Sunday, June 15, 2025

Hate and Corruption: A Running Thought Experiment (A Philosophical Discussion)

Hate and corruption are important to examine because they impact both our economy and the foundational cohesion of society. This piece represents a long-running philosophical thought experiment—started over five years ago—intended to explore how corruption affects the economic and social development of society. It also seeks to understand how blatant, unchecked corruption can be addressed in environments where traditional checks and balances may be absent. As a theoretical discussion, it should be taken as a learning exercise—one that emphasizes the importance of strong systems in enabling communities to thrive. There are clear actors for what is right and what is wrong with lots of grey areas in between. Getting through that fog is helpful for understanding and we can do that through a philosophical example for pontification and mental model generation.

Defining the Terms

Hate: A motivating force that fuels disdain for difference and leads to the dehumanization of others. When group-based, hate can result in semi-coordinated harmful behaviors and default responses in underdeveloped systems. Those struggling with fear and deep insecurity often fail to see others as equals—let alone as potentially superior in any way. Hate, therefore, is a weakness rooted in blindness to self-awareness. It restricts the full development of human capital in society by excluding diverse talents and communities, often over relying on a limited pool of people (In our example this appears intentional).

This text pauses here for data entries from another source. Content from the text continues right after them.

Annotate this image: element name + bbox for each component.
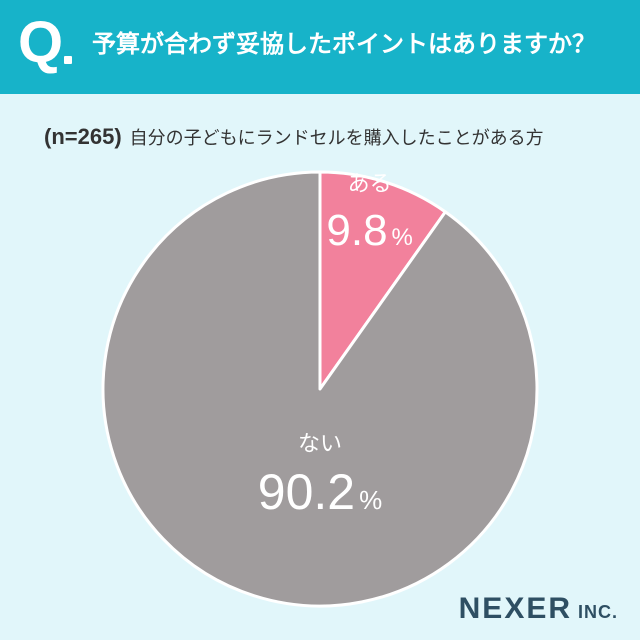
sample-target: 自分の子どもにランドセルを購入したことがある方 — [129, 128, 544, 149]
logo-inc: INC. — [578, 602, 618, 622]
slice-label-aru: ある — [348, 172, 392, 197]
nexer-logo: NEXER INC. — [459, 592, 618, 626]
slice-value-nai: 90.2% — [258, 464, 382, 520]
logo-main: NEXER — [458, 592, 572, 625]
slice-label-nai: ない — [298, 432, 342, 457]
slice-value-aru: 9.8% — [326, 206, 413, 255]
pie-slice-aru — [318, 170, 447, 391]
sample-size: (n=265) — [44, 124, 122, 149]
q-mark: Q — [18, 10, 64, 75]
pie-slice-nai — [101, 170, 539, 608]
q-dot — [64, 56, 72, 64]
question-text: 予算が合わず妥協したポイントはありますか？ — [92, 30, 596, 58]
sample-description: (n=265) 自分の子どもにランドセルを購入したことがある方 — [44, 124, 544, 150]
question-header: Q 予算が合わず妥協したポイントはありますか？ — [0, 0, 640, 94]
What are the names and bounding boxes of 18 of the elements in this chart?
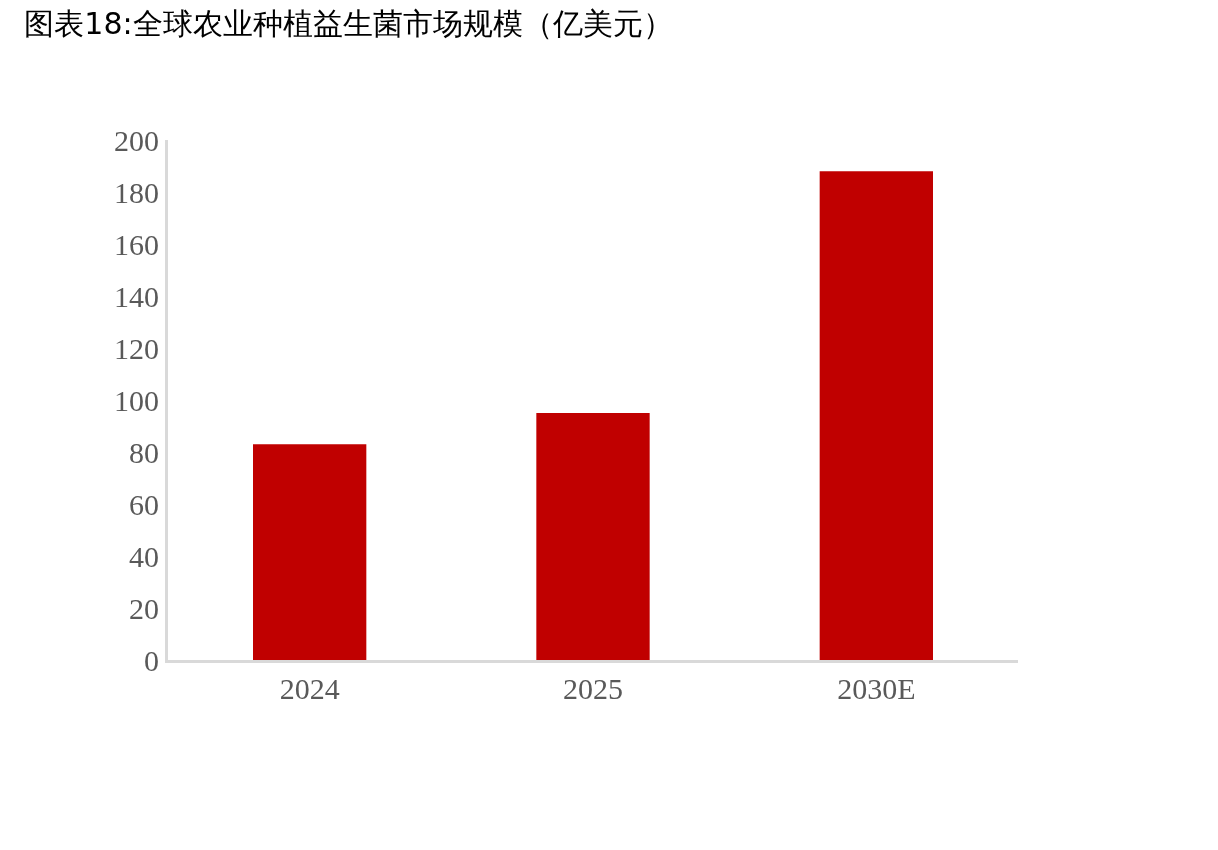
y-tick-label: 60	[129, 487, 159, 521]
y-tick-label: 180	[114, 175, 159, 209]
y-tick-label: 100	[114, 383, 159, 417]
bar	[819, 171, 933, 660]
x-tick-label: 2025	[563, 672, 623, 705]
x-tick-label: 2030E	[837, 672, 916, 705]
y-tick-label: 200	[114, 123, 159, 157]
y-tick-label: 80	[129, 435, 159, 469]
y-tick-label: 160	[114, 227, 159, 261]
chart-title: 图表18:全球农业种植益生菌市场规模（亿美元）	[24, 5, 673, 41]
y-tick-label: 40	[129, 539, 159, 573]
bar	[253, 444, 367, 660]
x-tick-label: 2024	[279, 672, 340, 705]
y-tick-label: 140	[114, 279, 159, 313]
y-tick-label: 0	[144, 643, 159, 677]
y-tick-label: 120	[114, 331, 159, 365]
bar	[536, 413, 650, 660]
y-tick-label: 20	[129, 591, 159, 625]
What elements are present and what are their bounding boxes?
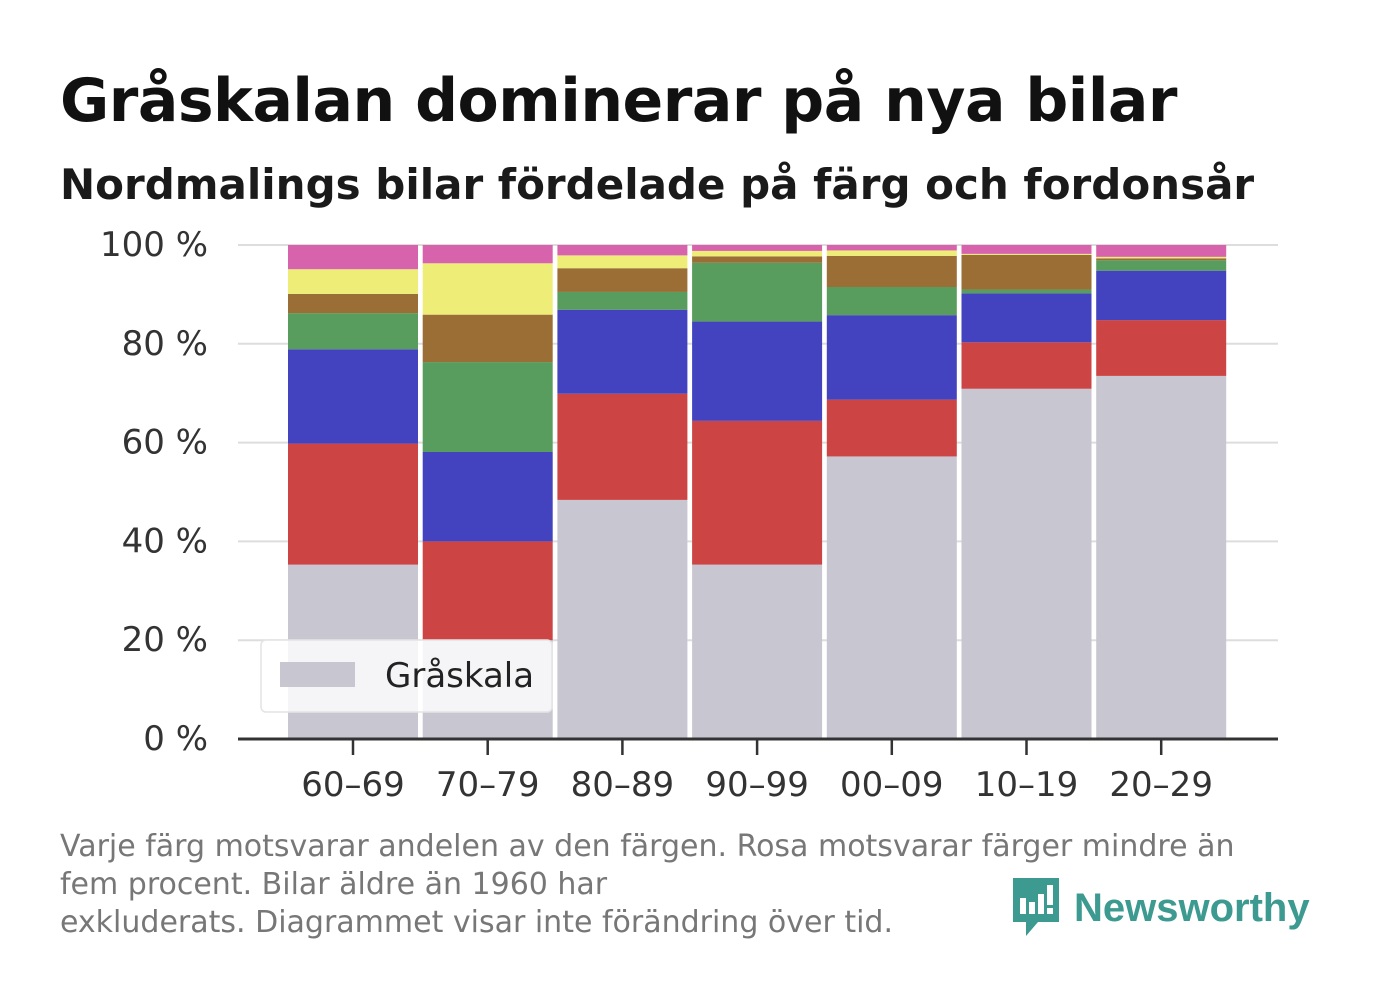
bar-segment — [692, 262, 823, 322]
bar-segment — [422, 451, 553, 542]
bar-segment — [288, 245, 418, 270]
bar-segment — [961, 245, 1092, 254]
bar-segment — [826, 245, 957, 251]
bar-segment — [557, 309, 688, 394]
legend-label: Gråskala — [385, 656, 534, 696]
legend: Gråskala — [260, 639, 553, 713]
bar-segment — [961, 342, 1092, 389]
bar-segment — [961, 289, 1092, 294]
bar-segment — [826, 315, 957, 400]
bar-segment — [422, 245, 553, 264]
bar-segment — [557, 291, 688, 310]
footnote-line-2: fem procent. Bilar äldre än 1960 har — [60, 867, 608, 902]
bar-segment — [1096, 260, 1227, 271]
chart-subtitle: Nordmalings bilar fördelade på färg och … — [60, 160, 1255, 209]
bar-segment — [1096, 320, 1227, 376]
bar-segment — [422, 362, 553, 452]
bar-segment — [288, 269, 418, 294]
x-tick-label: 20–29 — [1109, 765, 1213, 805]
bar-segment — [961, 293, 1092, 343]
y-tick-label: 60 % — [122, 423, 208, 463]
x-tick-label: 80–89 — [571, 765, 675, 805]
bar-segment — [826, 286, 957, 316]
legend-swatch — [280, 662, 355, 687]
footnote-line-3: exkluderats. Diagrammet visar inte förän… — [60, 905, 894, 940]
bar-segment — [1096, 258, 1227, 261]
bar-segment — [557, 245, 688, 256]
bar-segment — [422, 263, 553, 315]
newsworthy-logo-icon — [1013, 878, 1059, 936]
bar-segment — [826, 456, 957, 739]
bar-segment — [1096, 270, 1227, 321]
brand-logo: Newsworthy — [1010, 876, 1310, 940]
bar-segment — [422, 541, 553, 641]
axes: 0 % 20 % 40 % 60 % 80 % 100 % 60–69 70–79 80–89 9… — [100, 225, 1278, 805]
bar-segment — [557, 393, 688, 500]
x-tick-label: 70–79 — [436, 765, 540, 805]
bar-segment — [826, 255, 957, 287]
bar-segment — [288, 349, 418, 444]
chart-title: Gråskalan dominerar på nya bilar — [60, 66, 1178, 136]
legend-box: Gråskala — [260, 639, 553, 713]
bar-segment — [1096, 245, 1227, 257]
x-tick-label: 90–99 — [705, 765, 809, 805]
bar-segment — [961, 253, 1092, 255]
bar-segment — [1096, 375, 1227, 739]
bar-segment — [288, 313, 418, 350]
bar-segment — [692, 256, 823, 263]
bar-segment — [692, 321, 823, 421]
bar-segment — [557, 499, 688, 739]
bar-segment — [288, 443, 418, 565]
bar-segment — [557, 268, 688, 292]
y-tick-label: 40 % — [122, 521, 208, 561]
bar-segment — [422, 314, 553, 363]
stacked-bar-chart: 0 % 20 % 40 % 60 % 80 % 100 % 60–69 70–79 80–89 9… — [100, 225, 1278, 805]
x-tick-label: 60–69 — [301, 765, 405, 805]
x-tick-label: 00–09 — [840, 765, 944, 805]
y-tick-label: 20 % — [122, 620, 208, 660]
bar-segment — [961, 388, 1092, 739]
y-tick-label: 80 % — [122, 324, 208, 364]
bar-segment — [826, 399, 957, 457]
bar-segment — [692, 564, 823, 739]
y-tick-label: 0 % — [143, 719, 208, 759]
y-tick-label: 100 % — [100, 225, 208, 265]
bar-segment — [961, 254, 1092, 290]
brand-name: Newsworthy — [1074, 885, 1310, 930]
bar-segment — [692, 250, 823, 257]
bar-segment — [288, 293, 418, 314]
legend-background — [260, 639, 553, 713]
bar-segment — [692, 420, 823, 565]
bar-segment — [826, 250, 957, 256]
bar-segment — [692, 245, 823, 251]
bar-segment — [557, 255, 688, 269]
footnote-line-1: Varje färg motsvarar andelen av den färg… — [60, 829, 1235, 864]
x-tick-label: 10–19 — [975, 765, 1079, 805]
bar-segment — [1096, 256, 1227, 259]
footnote: Varje färg motsvarar andelen av den färg… — [60, 828, 1300, 942]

Corruption: The practice of using institutions to benefit friends and in-group members at the expense of fairness and legality. Corruption leads to the suppression of whistleblowers and normalizes unethical behavior, often causing long-term harm to communities. In the worst cases, it results in closed systems where institutions serve low-value interests. This is why societal compasses should be regularly reoriented toward foundational principles—such as the Constitution, human and civil rights, and freedom of speech. In our learning example clear protection for corruption was blantant and victims have no recoures that doesn't include additional aggression and misuse power entrusted to officials for pro-social purposes. Some of these behaviors when mixed with hate could move beyond misbehaviors and into dark corners that should never have been supported (History often looks at these things differently then the biased/time anchored lens by which some judges and decision makers look upon them. The future will likely define the nature of such defaults harshly.)

The Breakdown of Systems

Imagine a situation where individuals are free to act without consequence, despite well-known misbehaviors: putting children at risk, spreading false rumors, exploiting the ill, manipulating courts (willful acceptance of such manipulation in gross negligence) through social connections, engaging in aggression or violence, creating secret hit lists, and enacting public retaliation for things we want people to have the integrity to do. In such a setting, the system is clearly dysfunctional. Victims continue to emerge due to gross negligence and systemic disregard for constitutional purpose.

In this scenario, race, religion, political alignment, and social networks determine who is shielded and who is targeted. Trust is expected unconditionally not earned through representation or justice. In this example, the system failed to adapt and some corrupted officials went out of their way to reward in-group members by leaving in tact the same poor actors as community concerns were discarded. Such community concerns were discarded quickly because they didn't align with decision-makers distorted vision of socially constructed value of others. While we may write in a positive ending it wasn't by an inherent urge to do the right thing thereby indicating that judgements were externally driven (externally motivated people) and opening the question of qualifications of capacity to make future decisions when internal alignment of values are not present (Why it is important to remove corrupt officials as well as promote good officials. Most are doing the right thing, a few doing the exceptional, and a few clearly doing the wrong thing).

Now, imagine that those benefiting from unethical behavior are also the ones making decisions about such fundamental sensitive shared values. Supporting or not justice comes down to who is supporting whom. Actions that are clearly illegal and immoral become normalized, encouraged, and protected from criticism—often through suppression of free speech and retaliation against whistleblowers. While the vast majority are doing the right thing and deserve the highest respects, a clan based social network can change the trajectory of good management. It has an impact of the lives of others and is at its root a selfish act that clearly misused resources and power to do wrong.

Implications for Leadership

This thought experiment highlights the critical role of ethical leadership. Research suggests that ethical leadership can significantly reduce Machiavellian behavior among followers. In the theoretical framework presented here, long-term corruption persisted because decision-makers—perhaps justice officials—were driven by hate, prioritized social ties, and allowed their personal biases to override the central values of a just society. The thought experiment continues on because we must learn the difference to ensure systems function in a way that brings the best out of society. Patriotism and faithfulness is comingled with thoughtful development of communities around core shared values despite the risks to those who still believe. In our learning example laws became tools without essential purpose (philosophically).  Leading to.... 

Corruption, Fast or Slow? Ethical Leadership Interacts With Machiavellianism to Influence Intuitive Thinking and Corruption

*This is part of a hypothetical philosophical thought experiment so take with a grain of salt. It is meant for learning purposes and people can have varying positions of corruption and hate.